At the same time as announcing plans for an Islamic state in Aleppo, Jabhat al-Nusra has begun undertaking relief efforts in the neighborhoods of the city it is based in, seeking a stronger foothold in the local community, even though paradoxically like many rebel groups operating in Aleppo, its fighters are largely not from the city. It has distributed much needed supplies of petrol, diesel, and flour to bakeries. “We are keeping the price of bread at 15 lira [about 21 U.S. cents], which was its true price,” Abu Adnan said, adding that transgressors would be punished according to Shari‘a. (Jabhat al-Nusra has also thus far avoided indiscriminate civilian casualties.)

That’s not to say that Jabhat al-Nusra does not have fierce critics, especially within rebel circles. In addition to its civilian detractors, many more secular-minded fighters are wary of the group’s social conservatism, but insist that its brand of ultraconservative Islam will not find a home in any post-Assad Syria. These fighters often say that they will “deal” with conservative groups like Jabhat al-Nusra later, but that right now they need them in the fight against Assad.
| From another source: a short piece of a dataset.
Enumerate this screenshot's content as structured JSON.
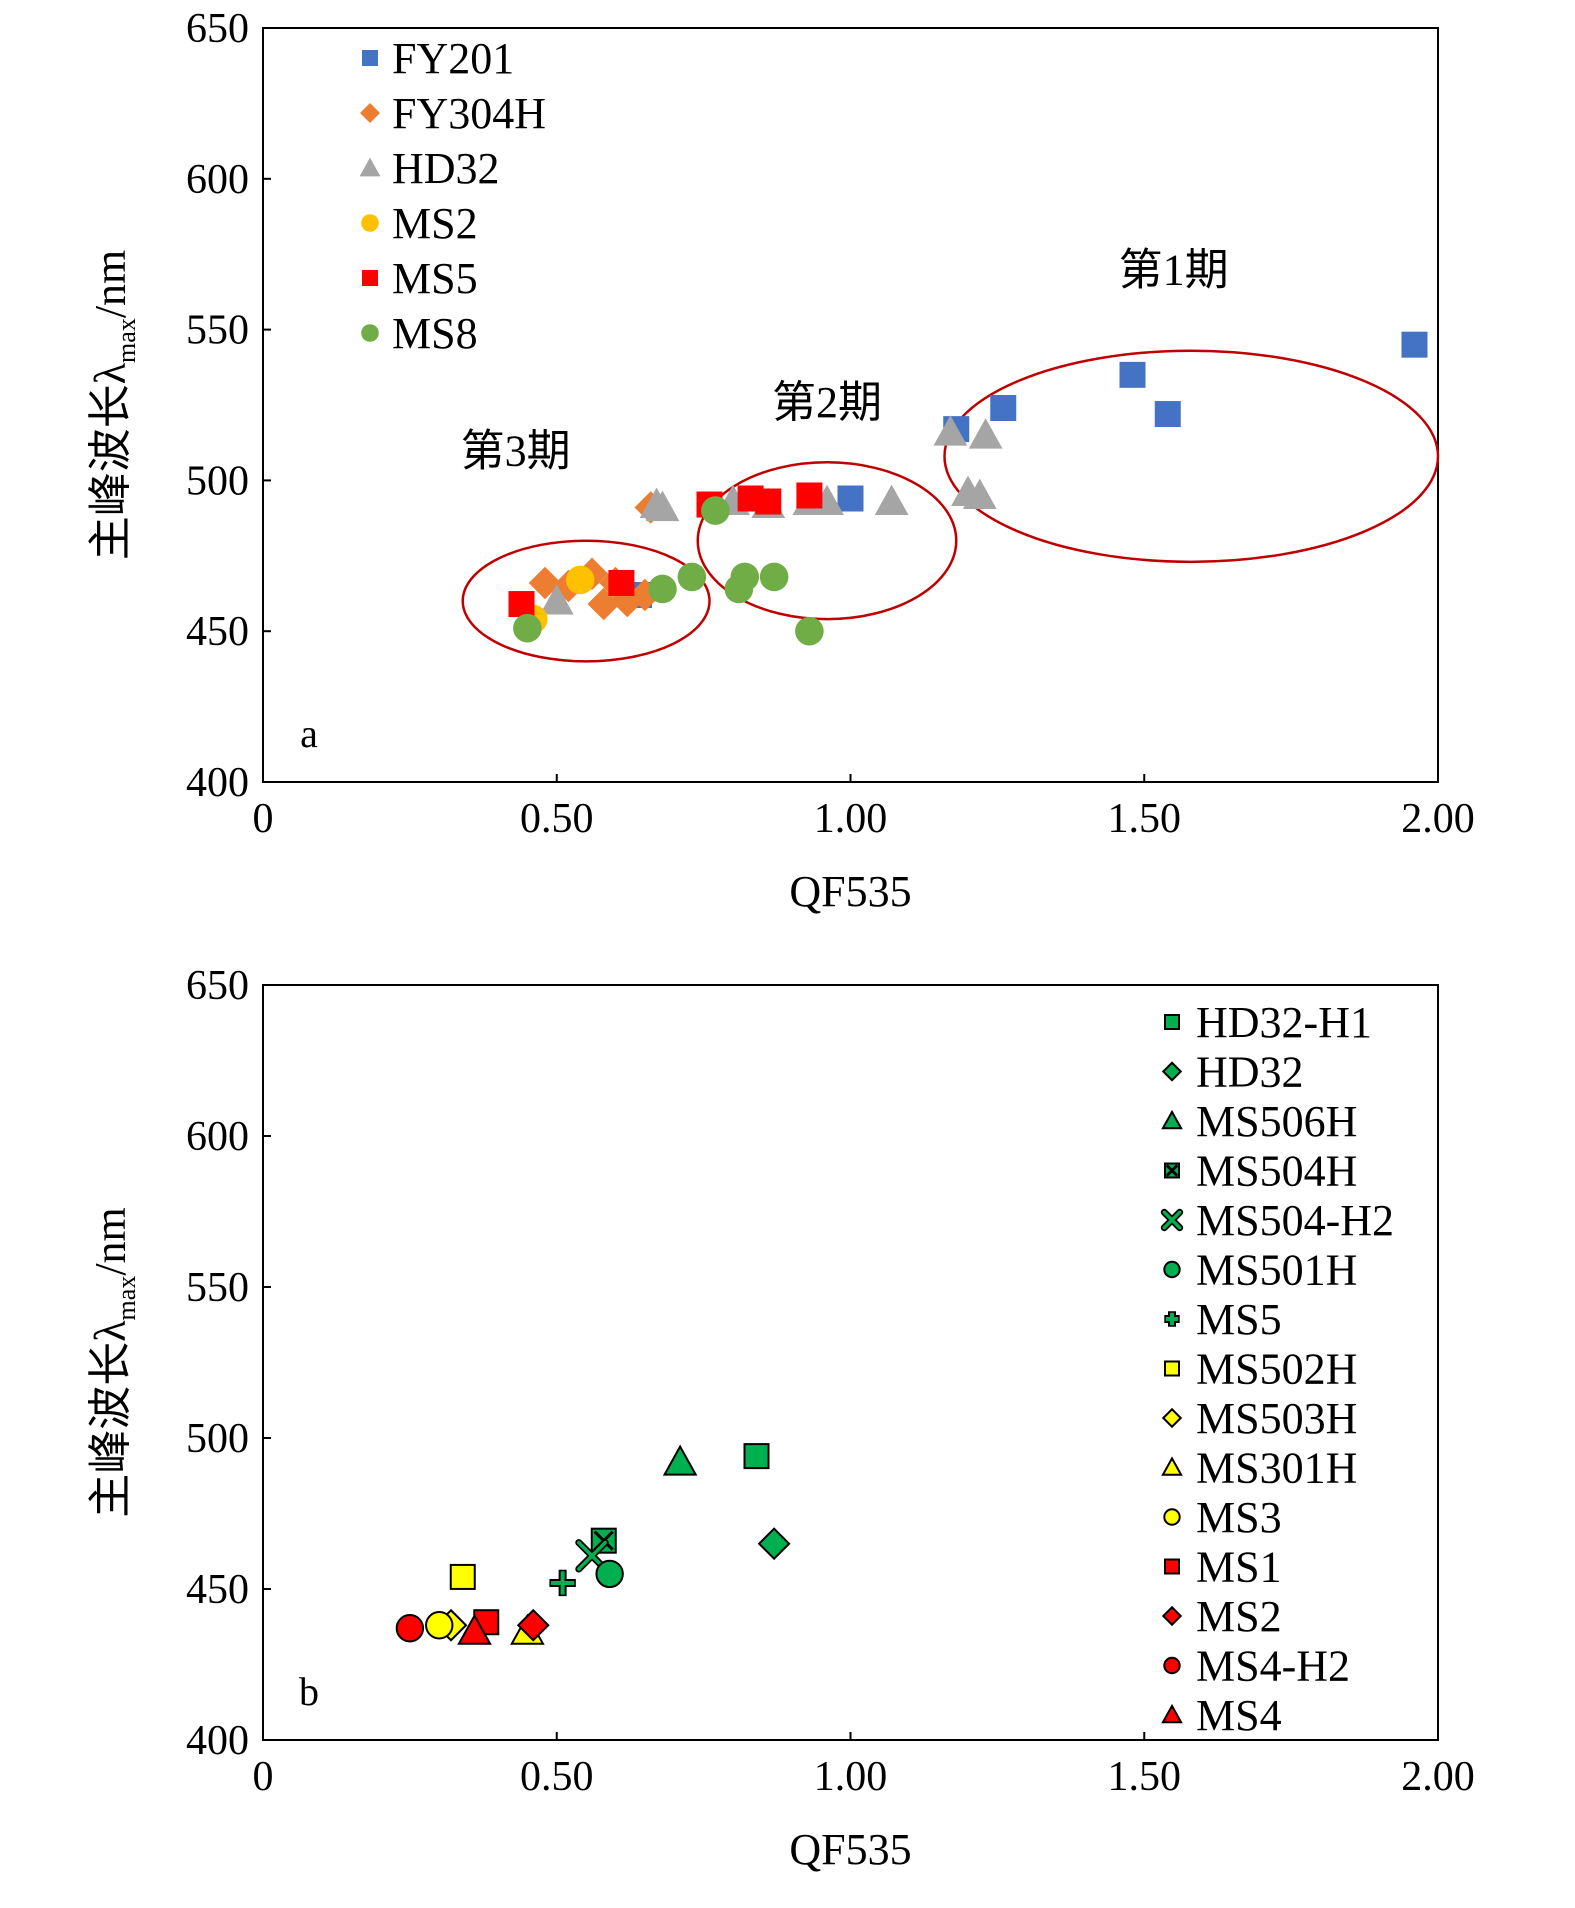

Other rebels view Jabhat al-Nusra as a transient jihadi group that will move onto foreign fronts like Afghanistan or Gaza after the fall of Assad.

Abu Adnan smirked when asked to comment about such sentiments, especially by fellow Sunni fighters, whom he dismissed as “the brainwashed.” He repeated that “the idea that we are a global organization or that we have some other goal elsewhere after the fall is not true.” He was emphatic: “We are Syrians.” He admitted that “we also have foreigners who came from other countries, but,” he explained, “that is because the wounds in the Arab lands are the same wound, and the oppression is the same oppression.”